Rappelons tout de même que la République islamique d’Iran n’avait jamais depuis sa création initié un conflit dans la région, ni proclamé des revendications territoriales au détriment des pays voisins. L’ambassadeur de Russie en Israël, Anatoli Viktorov, a déclaré cette semaine : « Le plus grand problème au Moyen-Orient n’est pas l’Iran mais Israël. Le vrai problème réside dans le non-respect par Israël des résolutions de l’ONU sur le conflit israélo-palestinien et le conflit israélo-arabe.
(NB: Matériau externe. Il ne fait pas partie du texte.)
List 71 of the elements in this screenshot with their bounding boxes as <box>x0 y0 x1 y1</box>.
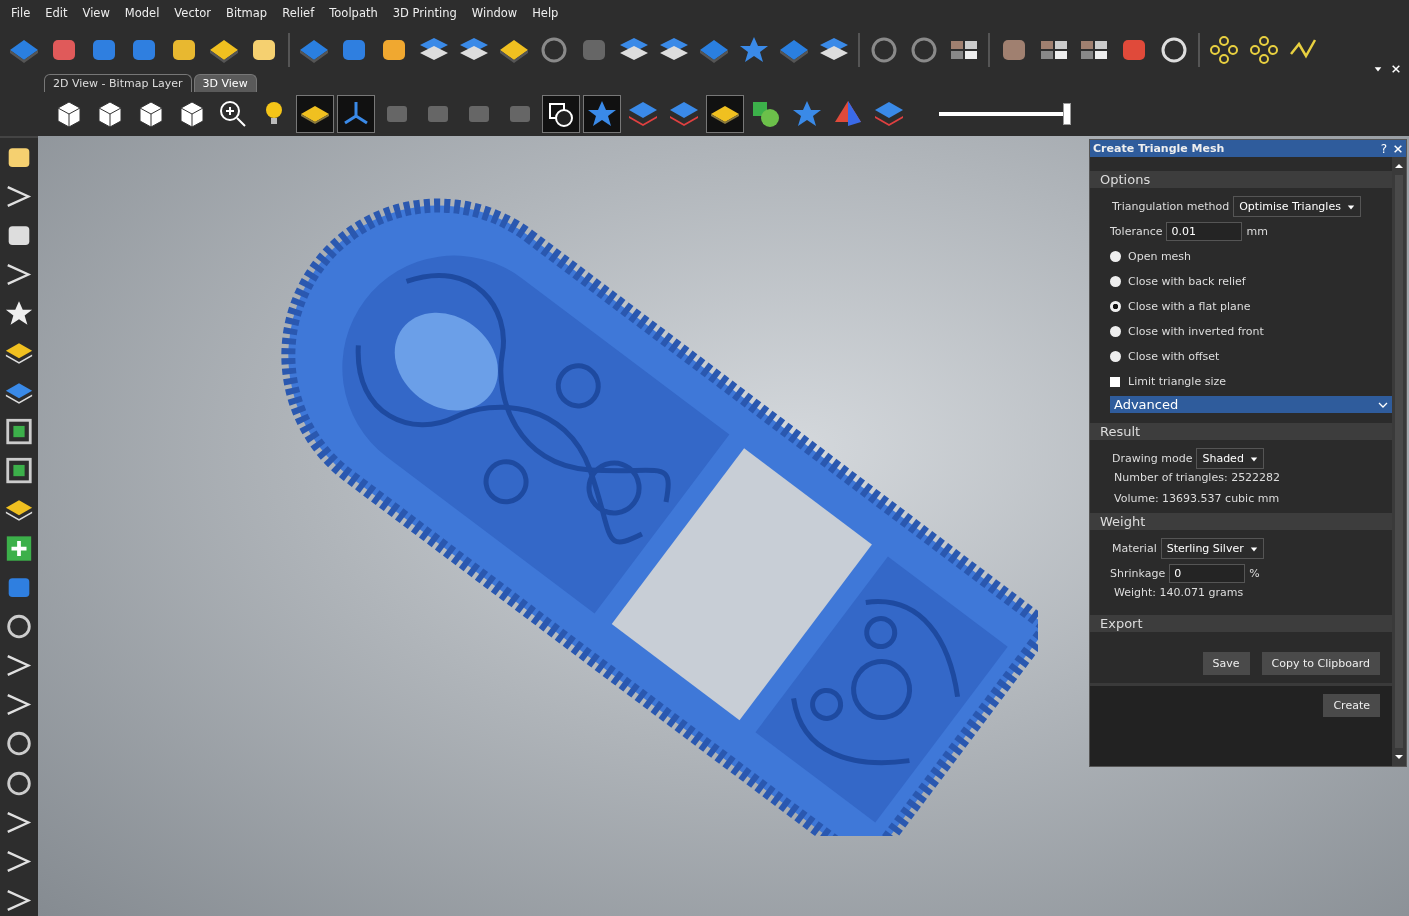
option-label: Close with inverted front <box>1128 325 1264 338</box>
result-text: Number of triangles: 2522282 <box>1113 471 1282 486</box>
weight-text: Weight: 140.071 grams <box>1113 586 1245 601</box>
section-header: Weight <box>1090 513 1392 530</box>
circles-icon[interactable] <box>1248 34 1280 66</box>
view-tab[interactable]: 3D View <box>193 74 257 92</box>
3d-viewport[interactable] <box>38 136 1409 916</box>
view-tab[interactable]: 2D View - Bitmap Layer <box>44 74 192 92</box>
advanced-expander[interactable]: Advanced <box>1110 396 1392 413</box>
section-header: Options <box>1090 171 1392 188</box>
radio-button[interactable] <box>1110 351 1121 362</box>
panel-title: Create Triangle Mesh <box>1093 142 1226 155</box>
menu-item[interactable]: File <box>4 6 38 20</box>
menu-item[interactable]: View <box>75 6 117 20</box>
method-dropdown[interactable]: Optimise Triangles <box>1233 196 1361 217</box>
option-label: Close with back relief <box>1128 275 1246 288</box>
help-button[interactable]: ? <box>1374 141 1393 156</box>
radio-option[interactable]: Close with back relief <box>1090 269 1392 294</box>
field-label: Shrinkage <box>1110 567 1166 580</box>
circles-icon[interactable] <box>1208 34 1240 66</box>
unit-label: % <box>1249 567 1260 580</box>
caret-icon <box>1249 454 1258 463</box>
radio-button[interactable] <box>1110 326 1121 337</box>
close-icon[interactable] <box>1393 143 1403 154</box>
radio-option[interactable]: Close with inverted front <box>1090 319 1392 344</box>
option-label: Close with a flat plane <box>1128 300 1251 313</box>
shrinkage-field[interactable]: 0 <box>1169 564 1246 583</box>
caret-icon <box>1346 202 1355 211</box>
radio-button[interactable] <box>1110 251 1121 262</box>
section-header: Result <box>1090 423 1392 440</box>
scroll-down-icon[interactable] <box>1394 752 1404 762</box>
scrollbar[interactable] <box>1392 157 1406 766</box>
menu-item[interactable]: 3D Printing <box>385 6 464 20</box>
menu-item[interactable]: Bitmap <box>219 6 275 20</box>
slider-thumb[interactable] <box>1063 103 1071 125</box>
export-button[interactable]: Copy to Clipboard <box>1261 652 1380 675</box>
menu-item[interactable]: Help <box>525 6 566 20</box>
menu-item[interactable]: Toolpath <box>322 6 385 20</box>
tolerance-field[interactable]: 0.01 <box>1166 222 1243 241</box>
caret-icon <box>1249 544 1258 553</box>
unit-label: mm <box>1246 225 1268 238</box>
checkbox[interactable] <box>1110 376 1120 387</box>
section-header: Export <box>1090 615 1392 632</box>
option-label: Close with offset <box>1128 350 1220 363</box>
option-label: Open mesh <box>1128 250 1192 263</box>
field-label: Drawing mode <box>1112 452 1193 465</box>
plate-icon[interactable] <box>296 95 334 133</box>
close-icon[interactable] <box>1391 64 1401 74</box>
material-dropdown[interactable]: Sterling Silver <box>1160 538 1264 559</box>
checkbox-label: Limit triangle size <box>1128 375 1226 388</box>
radio-button[interactable] <box>1110 276 1121 287</box>
create-button[interactable]: Create <box>1323 694 1380 717</box>
field-label: Material <box>1112 542 1157 555</box>
radio-button[interactable] <box>1110 301 1121 312</box>
dropdown-icon[interactable] <box>1373 64 1383 74</box>
result-text: Volume: 13693.537 cubic mm <box>1113 492 1281 507</box>
menu-item[interactable]: Vector <box>167 6 218 20</box>
field-label: Triangulation method <box>1112 200 1230 213</box>
scroll-up-icon[interactable] <box>1394 161 1404 171</box>
radio-option[interactable]: Close with offset <box>1090 344 1392 369</box>
menu-item[interactable]: Edit <box>38 6 75 20</box>
menu-item[interactable]: Window <box>464 6 525 20</box>
menu-item[interactable]: Relief <box>275 6 322 20</box>
export-button[interactable]: Save <box>1202 652 1250 675</box>
axes-icon[interactable] <box>337 95 375 133</box>
field-label: Tolerance <box>1110 225 1163 238</box>
radio-option[interactable]: Open mesh <box>1090 244 1392 269</box>
drawing-mode-dropdown[interactable]: Shaded <box>1196 448 1264 469</box>
radio-option[interactable]: Close with a flat plane <box>1090 294 1392 319</box>
plate-icon[interactable] <box>706 95 744 133</box>
menu-item[interactable]: Model <box>117 6 167 20</box>
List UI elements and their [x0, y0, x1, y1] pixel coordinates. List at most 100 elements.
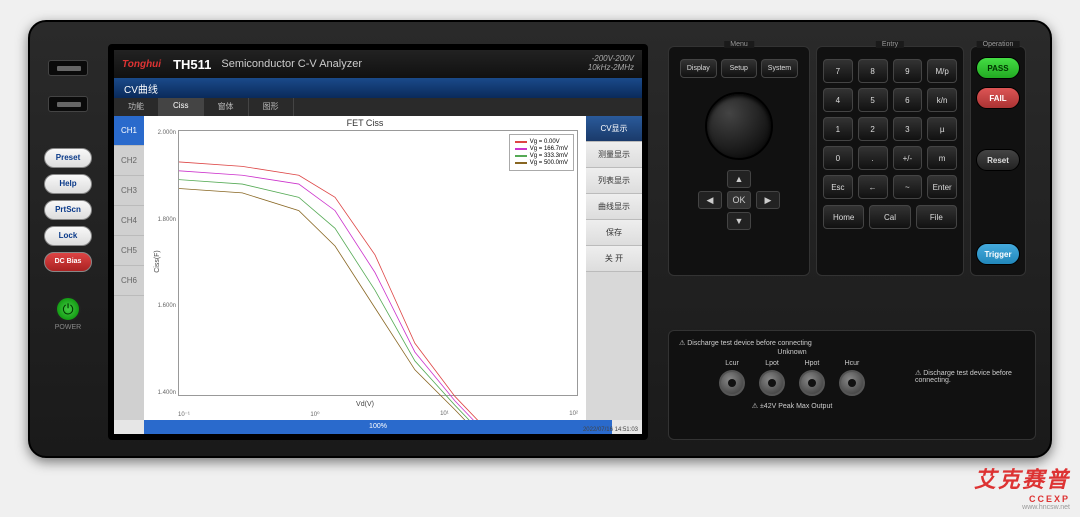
key-µ[interactable]: µ	[927, 117, 957, 141]
y-ticks: 2.000n1.800n1.600n1.400n	[152, 130, 176, 396]
key-7[interactable]: 7	[823, 59, 853, 83]
key-6[interactable]: 6	[893, 88, 923, 112]
instrument-chassis: Preset Help PrtScn Lock DC Bias POWER To…	[28, 20, 1052, 458]
freq-range: 10kHz-2MHz	[588, 64, 634, 73]
key-0[interactable]: 0	[823, 146, 853, 170]
usb-port-2[interactable]	[48, 96, 88, 112]
rotary-knob[interactable]	[705, 92, 773, 160]
arrow-right-button[interactable]: ▶	[756, 191, 780, 209]
watermark-en: CCEXP	[974, 494, 1070, 504]
screen-tab[interactable]: 窗体	[204, 98, 249, 116]
range-info: -200V-200V 10kHz-2MHz	[588, 55, 634, 73]
bnc-port-hcur[interactable]: Hcur	[839, 360, 865, 396]
progress-bar: 100%	[144, 420, 612, 434]
menu-group: Menu DisplaySetupSystem ▲ ◀ OK ▶ ▼	[668, 46, 810, 276]
channel-tabs: CH1CH2CH3CH4CH5CH6	[114, 116, 144, 420]
prtscn-button[interactable]: PrtScn	[44, 200, 92, 220]
operation-group-label: Operation	[977, 41, 1020, 48]
channel-tab[interactable]: CH6	[114, 266, 144, 296]
softkey-item[interactable]: 曲线显示	[586, 194, 642, 220]
channel-tab[interactable]: CH5	[114, 236, 144, 266]
arrow-left-button[interactable]: ◀	[698, 191, 722, 209]
model-subtitle: Semiconductor C-V Analyzer	[221, 58, 362, 70]
key-1[interactable]: 1	[823, 117, 853, 141]
channel-tab[interactable]: CH1	[114, 116, 144, 146]
key-file[interactable]: File	[916, 205, 957, 229]
key-.[interactable]: .	[858, 146, 888, 170]
fail-button[interactable]: FAIL	[976, 87, 1020, 109]
bnc-port-hpot[interactable]: Hpot	[799, 360, 825, 396]
power-button[interactable]	[55, 296, 81, 322]
bnc-panel: Discharge test device before connecting …	[668, 330, 1036, 440]
chart-title: FET Ciss	[144, 118, 586, 128]
model-number: TH511	[173, 57, 211, 72]
brand-logo: Tonghui	[122, 59, 161, 70]
entry-group: Entry 789M/p456k/n123µ0.+/-mEsc←~Enter H…	[816, 46, 964, 276]
entry-group-label: Entry	[876, 41, 904, 48]
watermark-cn: 艾克赛普	[974, 462, 1070, 494]
bnc-warning-bottom: ±42V Peak Max Output	[679, 402, 905, 410]
softkey-item[interactable]: 测量显示	[586, 142, 642, 168]
softkey-item[interactable]: 关 开	[586, 246, 642, 272]
setup-button[interactable]: Setup	[721, 59, 757, 78]
trigger-button[interactable]: Trigger	[976, 243, 1020, 265]
key-home[interactable]: Home	[823, 205, 864, 229]
screen-bezel: Tonghui TH511 Semiconductor C-V Analyzer…	[108, 44, 648, 440]
bnc-warning-top: Discharge test device before connecting	[679, 339, 905, 347]
channel-tab[interactable]: CH3	[114, 176, 144, 206]
arrow-up-button[interactable]: ▲	[727, 170, 751, 188]
softkey-item[interactable]: 保存	[586, 220, 642, 246]
control-panel: Menu DisplaySetupSystem ▲ ◀ OK ▶ ▼ Entry…	[668, 46, 1036, 276]
key-~[interactable]: ~	[893, 175, 923, 199]
softkey-menu: CV显示 测量显示列表显示曲线显示保存关 开	[586, 116, 642, 420]
channel-tab[interactable]: CH2	[114, 146, 144, 176]
key-m[interactable]: m	[927, 146, 957, 170]
bnc-warning-right: Discharge test device before connecting.	[905, 339, 1025, 431]
side-button-group: Preset Help PrtScn Lock DC Bias	[38, 148, 98, 272]
key-Enter[interactable]: Enter	[927, 175, 957, 199]
channel-tab[interactable]: CH4	[114, 206, 144, 236]
dc-bias-button[interactable]: DC Bias	[44, 252, 92, 272]
screen-footer: 100% 2022/07/16 14:51:03	[114, 420, 642, 434]
screen-tab[interactable]: 图形	[249, 98, 294, 116]
arrow-down-button[interactable]: ▼	[727, 212, 751, 230]
screen-tab[interactable]: Ciss	[159, 98, 204, 116]
screen-tab[interactable]: 功能	[114, 98, 159, 116]
key-3[interactable]: 3	[893, 117, 923, 141]
preset-button[interactable]: Preset	[44, 148, 92, 168]
key-5[interactable]: 5	[858, 88, 888, 112]
softkey-header: CV显示	[586, 116, 642, 142]
help-button[interactable]: Help	[44, 174, 92, 194]
key-k/n[interactable]: k/n	[927, 88, 957, 112]
pass-button[interactable]: PASS	[976, 57, 1020, 79]
lcd-screen: Tonghui TH511 Semiconductor C-V Analyzer…	[114, 50, 642, 434]
key-8[interactable]: 8	[858, 59, 888, 83]
screen-header: Tonghui TH511 Semiconductor C-V Analyzer…	[114, 50, 642, 78]
bnc-port-lpot[interactable]: Lpot	[759, 360, 785, 396]
bnc-port-lcur[interactable]: Lcur	[719, 360, 745, 396]
curves-svg	[179, 131, 577, 434]
left-side-panel: Preset Help PrtScn Lock DC Bias POWER	[38, 52, 98, 331]
key-9[interactable]: 9	[893, 59, 923, 83]
ok-button[interactable]: OK	[727, 191, 751, 209]
screen-title: CV曲线	[124, 81, 158, 95]
menu-group-label: Menu	[724, 41, 754, 48]
key-M/p[interactable]: M/p	[927, 59, 957, 83]
key-2[interactable]: 2	[858, 117, 888, 141]
reset-button[interactable]: Reset	[976, 149, 1020, 171]
key-4[interactable]: 4	[823, 88, 853, 112]
bnc-unknown-label: Unknown	[679, 349, 905, 356]
key-Esc[interactable]: Esc	[823, 175, 853, 199]
screen-tabs: 功能Ciss窗体图形	[114, 98, 642, 116]
dpad: ▲ ◀ OK ▶ ▼	[694, 170, 784, 230]
lock-button[interactable]: Lock	[44, 226, 92, 246]
system-button[interactable]: System	[761, 59, 798, 78]
key-+/-[interactable]: +/-	[893, 146, 923, 170]
screen-title-bar: CV曲线	[114, 78, 642, 98]
key-cal[interactable]: Cal	[869, 205, 910, 229]
display-button[interactable]: Display	[680, 59, 717, 78]
usb-port-1[interactable]	[48, 60, 88, 76]
x-axis-label: Vd(V)	[356, 401, 374, 408]
softkey-item[interactable]: 列表显示	[586, 168, 642, 194]
key-←[interactable]: ←	[858, 175, 888, 199]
C’est Israël qui attaque le Hezbollah et non l’inverse. »

Par contre, le pays avec lequel ces monarchies viennent de signer des traités de « paix » ne vit que par la guerre, la domination, la conquête. Al-Quds, le Golan syrien et d’autres territoires palestiniens vivent sous la botte de l’occupant sioniste depuis des décennies. Ce régime viole allègrement le droit international et ne connaît que la loi du plus fort. Il va transformer ces monarchies en protectorats, en États obligés de se soumettre sous peine d’être balayés. Elles ont introduit le loup sioniste dans leur bergerie et le paieront très cher.

Mais au-delà des clichés sur les échanges économiques ou touristiques, ce qui se profile c’est une coopération militaire entre les monarchies du Golfe et leur nouveau protecteur sioniste. Elles ont déjà exprimé leur volonté d’acquérir la haute technologie militaire israélienne, notamment le système de défense antimissile Dôme de Fer.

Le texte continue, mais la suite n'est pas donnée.